Partner Kayvan Sadeghi was quoted on the second of two recent high-profile court rulings determining that cryptocurrency companies Telegram Group and Kik Interactive’s digital offerings violated securities laws because the token sales were never registered with the U.S. Securities and Exchange Commission (SEC).
Both companies sold their offerings through simple agreements for future tokens (SAFT), which operated under the assumption that by the time of delivery, the projects would been developed to the point at which the token distributions would not be considered "investment contracts" and therefore securities under SEC regulations.
Kayvan said, "It's hard to see anyone using the same SAFT concept in light of this ruling. Between Telegram and Kik, the concept of separating the initial sale and subsequent distribution — that bifurcation did not work."
In SEC v. Kik Interactive, the judge found that the sale and distribution of Kik’s tokens, Kin, met all the requirements to qualify as “investment contracts” under the Howey test.
The finding that the sale met the “common interest” requirement is “where the rubber met the road on this opinion,” Kayvan said.

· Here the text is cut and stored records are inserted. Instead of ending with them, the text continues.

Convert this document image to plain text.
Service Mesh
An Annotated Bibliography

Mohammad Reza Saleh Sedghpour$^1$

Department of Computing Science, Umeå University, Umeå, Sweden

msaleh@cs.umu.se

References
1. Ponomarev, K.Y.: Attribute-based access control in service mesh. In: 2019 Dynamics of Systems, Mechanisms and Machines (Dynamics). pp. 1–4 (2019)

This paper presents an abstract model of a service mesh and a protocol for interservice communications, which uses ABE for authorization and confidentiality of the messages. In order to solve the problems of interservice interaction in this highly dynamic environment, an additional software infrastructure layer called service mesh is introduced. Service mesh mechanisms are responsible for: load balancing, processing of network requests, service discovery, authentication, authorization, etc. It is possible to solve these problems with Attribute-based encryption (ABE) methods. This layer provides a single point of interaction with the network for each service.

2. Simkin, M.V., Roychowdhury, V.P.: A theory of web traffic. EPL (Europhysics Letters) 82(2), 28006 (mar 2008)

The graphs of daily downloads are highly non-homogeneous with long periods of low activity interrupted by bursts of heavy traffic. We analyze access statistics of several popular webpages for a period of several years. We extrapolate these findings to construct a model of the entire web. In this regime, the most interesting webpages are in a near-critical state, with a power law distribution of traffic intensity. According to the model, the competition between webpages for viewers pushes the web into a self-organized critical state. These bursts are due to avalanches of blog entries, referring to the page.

The order sets a "relatively low bar for what's required for that element,” he said, adding that the SEC could use the decision to argue for "an expansive view that the token itself should be characterized as a security.”
Kayvan noted that there haven't been many offerings structured like Telegram's and Kik's "for a while now, because the risks have been evident."
"The industry has moved on from this [offering] structure to a large degree," he said.